Вот почему я могу вам сказать, афиняне: послушаетесь вы Анита или нет, отпустите меня или нет - поступать иначе, чем я поступаю, я не буду, даже если бы мне предстояло умирать много раз.
Не шумите, мужи-афиняне, исполните мою просьбу - не шуметь по поводу того, что я говорю, а слушать; слушать вам будет полезно, как я думаю.

Но об этом довольно, о мужи! Вот приблизительно то, что я могу, так или иначе, привести в своё оправдание. Возможно, что кто-нибудь из вас рассердится, вспомнив о себе самом, как сам он, хотя дело его было и не так важно, как моё, упрашивал и умолял судей с обильными слезами и, чтобы разжалобить их как можно больше, приводил своих детей и множество других родных и друзей, а вот я ничего такого делать не намерен, хотя подвергаюсь, как оно может казаться, самой крайней опасности. Так вот, возможно, что, подумав об этом, кто-нибудь не сочтёт уже нужным стесняться со мною и, рассердившись, подаст в сердцах свой голос. Думает ли так кто-нибудь из вас в самом деле, я этого не утверждаю; а если думает, то мне кажется, что я отвечу ему правильно, если скажу: есть и у меня, любезнейший, кое-какие родные; тоже ведь и я, как говорится у Гомера, не от дуба родился и не от скалы, а произошёл от людей; есть у меня и родные, есть и сыновья, о мужи-афиняне, целых трое, один уже взрослый, а двое - младенцы; тем не менее ни одного из них не приведу я сюда и не буду просить вас о помиловании.
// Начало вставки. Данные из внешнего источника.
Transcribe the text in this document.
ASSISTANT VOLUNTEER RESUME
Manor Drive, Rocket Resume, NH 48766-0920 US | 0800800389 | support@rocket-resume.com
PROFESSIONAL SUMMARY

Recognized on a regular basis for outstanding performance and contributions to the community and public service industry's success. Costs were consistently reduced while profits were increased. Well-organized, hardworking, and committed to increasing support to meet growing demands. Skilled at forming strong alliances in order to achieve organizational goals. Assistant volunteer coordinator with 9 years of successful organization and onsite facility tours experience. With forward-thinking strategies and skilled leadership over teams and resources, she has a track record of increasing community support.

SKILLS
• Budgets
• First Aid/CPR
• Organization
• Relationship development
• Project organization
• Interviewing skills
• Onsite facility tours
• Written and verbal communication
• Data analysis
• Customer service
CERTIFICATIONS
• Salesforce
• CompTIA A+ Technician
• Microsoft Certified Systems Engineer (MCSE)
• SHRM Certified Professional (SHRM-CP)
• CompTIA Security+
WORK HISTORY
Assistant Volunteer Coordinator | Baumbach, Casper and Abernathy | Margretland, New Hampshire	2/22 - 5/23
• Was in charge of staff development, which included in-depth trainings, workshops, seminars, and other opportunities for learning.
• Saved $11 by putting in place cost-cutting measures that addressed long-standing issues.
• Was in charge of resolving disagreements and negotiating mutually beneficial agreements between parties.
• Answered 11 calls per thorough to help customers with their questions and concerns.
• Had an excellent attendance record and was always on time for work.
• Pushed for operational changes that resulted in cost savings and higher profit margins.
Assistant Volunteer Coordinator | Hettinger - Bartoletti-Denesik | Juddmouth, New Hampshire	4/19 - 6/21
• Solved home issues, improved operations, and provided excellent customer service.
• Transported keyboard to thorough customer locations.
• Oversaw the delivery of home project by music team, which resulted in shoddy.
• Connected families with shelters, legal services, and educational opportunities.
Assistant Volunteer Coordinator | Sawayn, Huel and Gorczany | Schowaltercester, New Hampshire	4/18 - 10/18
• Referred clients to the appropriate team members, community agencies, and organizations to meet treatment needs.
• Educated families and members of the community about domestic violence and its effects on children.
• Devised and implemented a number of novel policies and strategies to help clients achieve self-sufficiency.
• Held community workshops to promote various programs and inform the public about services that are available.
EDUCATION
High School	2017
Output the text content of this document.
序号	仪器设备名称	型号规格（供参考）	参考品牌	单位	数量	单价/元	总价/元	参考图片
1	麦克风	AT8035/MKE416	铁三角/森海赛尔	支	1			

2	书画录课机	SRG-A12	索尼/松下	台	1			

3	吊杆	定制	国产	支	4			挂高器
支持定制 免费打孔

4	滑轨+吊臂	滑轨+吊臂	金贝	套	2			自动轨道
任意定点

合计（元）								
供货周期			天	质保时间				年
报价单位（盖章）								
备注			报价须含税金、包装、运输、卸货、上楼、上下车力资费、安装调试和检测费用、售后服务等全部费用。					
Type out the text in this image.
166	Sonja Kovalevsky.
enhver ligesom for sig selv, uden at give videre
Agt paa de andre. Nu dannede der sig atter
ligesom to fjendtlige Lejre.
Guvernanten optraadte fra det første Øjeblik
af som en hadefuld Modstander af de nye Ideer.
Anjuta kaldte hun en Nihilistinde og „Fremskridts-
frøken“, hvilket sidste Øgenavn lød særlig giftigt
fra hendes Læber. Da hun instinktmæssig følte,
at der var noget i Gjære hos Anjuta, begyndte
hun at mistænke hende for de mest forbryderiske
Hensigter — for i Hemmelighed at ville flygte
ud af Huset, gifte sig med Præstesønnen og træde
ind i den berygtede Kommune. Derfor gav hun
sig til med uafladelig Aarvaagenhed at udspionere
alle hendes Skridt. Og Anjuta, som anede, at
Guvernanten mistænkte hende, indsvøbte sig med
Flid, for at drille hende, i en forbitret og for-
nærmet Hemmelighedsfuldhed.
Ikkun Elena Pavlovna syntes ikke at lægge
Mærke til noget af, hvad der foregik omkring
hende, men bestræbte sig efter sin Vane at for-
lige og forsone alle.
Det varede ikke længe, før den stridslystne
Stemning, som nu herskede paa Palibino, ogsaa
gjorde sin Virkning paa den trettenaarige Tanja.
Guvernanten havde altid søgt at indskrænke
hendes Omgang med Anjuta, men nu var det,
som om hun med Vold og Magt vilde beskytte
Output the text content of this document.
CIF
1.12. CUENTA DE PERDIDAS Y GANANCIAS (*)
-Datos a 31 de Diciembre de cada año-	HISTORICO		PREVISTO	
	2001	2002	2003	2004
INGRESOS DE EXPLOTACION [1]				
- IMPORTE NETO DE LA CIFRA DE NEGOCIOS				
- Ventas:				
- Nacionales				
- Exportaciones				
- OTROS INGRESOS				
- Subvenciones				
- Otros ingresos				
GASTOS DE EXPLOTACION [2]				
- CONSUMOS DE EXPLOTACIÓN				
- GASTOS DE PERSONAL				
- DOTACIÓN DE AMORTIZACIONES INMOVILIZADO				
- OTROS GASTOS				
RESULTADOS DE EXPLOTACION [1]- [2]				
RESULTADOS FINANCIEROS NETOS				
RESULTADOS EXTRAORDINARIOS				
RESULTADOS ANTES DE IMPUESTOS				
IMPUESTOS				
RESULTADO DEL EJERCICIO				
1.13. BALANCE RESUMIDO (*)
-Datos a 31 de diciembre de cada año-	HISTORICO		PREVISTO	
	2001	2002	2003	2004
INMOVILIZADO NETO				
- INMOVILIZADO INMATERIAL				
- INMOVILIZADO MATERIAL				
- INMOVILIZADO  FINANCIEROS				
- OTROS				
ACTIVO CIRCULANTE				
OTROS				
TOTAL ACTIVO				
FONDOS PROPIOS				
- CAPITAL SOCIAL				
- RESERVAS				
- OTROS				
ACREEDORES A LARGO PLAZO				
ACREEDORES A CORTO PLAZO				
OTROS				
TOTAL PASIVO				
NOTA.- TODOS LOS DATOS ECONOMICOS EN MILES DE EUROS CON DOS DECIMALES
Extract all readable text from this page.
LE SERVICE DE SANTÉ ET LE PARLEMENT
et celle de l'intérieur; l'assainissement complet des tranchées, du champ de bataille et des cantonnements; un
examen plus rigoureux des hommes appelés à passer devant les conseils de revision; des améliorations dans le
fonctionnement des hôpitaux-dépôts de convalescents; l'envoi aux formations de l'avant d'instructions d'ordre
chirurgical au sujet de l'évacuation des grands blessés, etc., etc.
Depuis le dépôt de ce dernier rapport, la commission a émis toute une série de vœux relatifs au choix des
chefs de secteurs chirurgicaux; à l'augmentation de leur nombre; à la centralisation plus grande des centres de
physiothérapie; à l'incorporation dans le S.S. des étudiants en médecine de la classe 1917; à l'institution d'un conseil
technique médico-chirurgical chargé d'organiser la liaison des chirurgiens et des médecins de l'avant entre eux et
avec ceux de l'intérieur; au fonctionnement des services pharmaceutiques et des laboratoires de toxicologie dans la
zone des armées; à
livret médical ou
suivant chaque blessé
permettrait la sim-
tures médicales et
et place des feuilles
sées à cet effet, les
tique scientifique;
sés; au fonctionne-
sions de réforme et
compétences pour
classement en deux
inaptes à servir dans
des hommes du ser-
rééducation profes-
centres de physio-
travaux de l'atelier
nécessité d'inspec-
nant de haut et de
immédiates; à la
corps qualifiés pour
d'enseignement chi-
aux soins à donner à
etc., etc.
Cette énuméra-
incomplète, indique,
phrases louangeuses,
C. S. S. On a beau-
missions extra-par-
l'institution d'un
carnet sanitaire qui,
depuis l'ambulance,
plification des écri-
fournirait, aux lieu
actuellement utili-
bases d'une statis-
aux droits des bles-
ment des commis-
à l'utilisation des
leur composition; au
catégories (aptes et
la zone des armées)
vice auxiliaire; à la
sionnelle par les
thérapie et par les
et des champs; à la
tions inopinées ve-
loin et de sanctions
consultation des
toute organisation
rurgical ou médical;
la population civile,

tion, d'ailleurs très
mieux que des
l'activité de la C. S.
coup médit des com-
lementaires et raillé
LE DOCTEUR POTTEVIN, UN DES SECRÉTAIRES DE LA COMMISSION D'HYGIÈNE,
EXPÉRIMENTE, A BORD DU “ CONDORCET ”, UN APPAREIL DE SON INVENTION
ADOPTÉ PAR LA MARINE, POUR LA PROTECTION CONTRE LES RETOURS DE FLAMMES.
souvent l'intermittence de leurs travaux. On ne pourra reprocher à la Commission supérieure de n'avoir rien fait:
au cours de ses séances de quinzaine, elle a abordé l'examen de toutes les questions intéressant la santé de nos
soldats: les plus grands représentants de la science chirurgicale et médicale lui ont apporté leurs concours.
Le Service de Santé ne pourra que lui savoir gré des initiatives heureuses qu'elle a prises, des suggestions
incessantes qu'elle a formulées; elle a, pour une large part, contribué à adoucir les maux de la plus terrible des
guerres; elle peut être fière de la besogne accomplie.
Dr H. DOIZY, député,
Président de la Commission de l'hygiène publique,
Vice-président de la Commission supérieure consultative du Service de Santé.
Не говоря уже о чести, мне кажется, что это и неправильно, о мужи, - просить судью и избегать наказания просьбою, вместо того, чтобы разъяснять дело и убеждать. Ведь судья посажен не для того, чтобы миловать по произволу, но для того, чтобы творить суд; и присягал он не в том, что будет миловать кого захочет, но в том, что будет судить по законам. А потому и нам не следует приучать вас нарушать присягу, и вам не следует к этому приучаться, а иначе мы можем с вами одинаково впасть в нечестие. Так уж вы мне не говорите, о мужи-афиняне, будто я должен проделывать перед вами то, чего я и так не считаю ни хорошим, ни правильным, ни согласным с волею богов, да ещё проделывать это теперь, когда вот он, Мелет, обвиняет меня в нечестии. Ибо очевидно, что если бы я вас уговаривал и вынуждал бы своею просьбою нарушить присягу, то научал бы вас думать, что богов не существует, и, вместо того, чтобы защищаться, попросту сам бы обвинял себя в том, что не почитаю богов. Но на деле оно совсем иначе; почитаю я их, о мужи-афиняне, больше, чем кто-либо из моих обвинителей, и предоставляю вам и богу рассудить меня так, как будет всего лучше и для меня, и для вас.»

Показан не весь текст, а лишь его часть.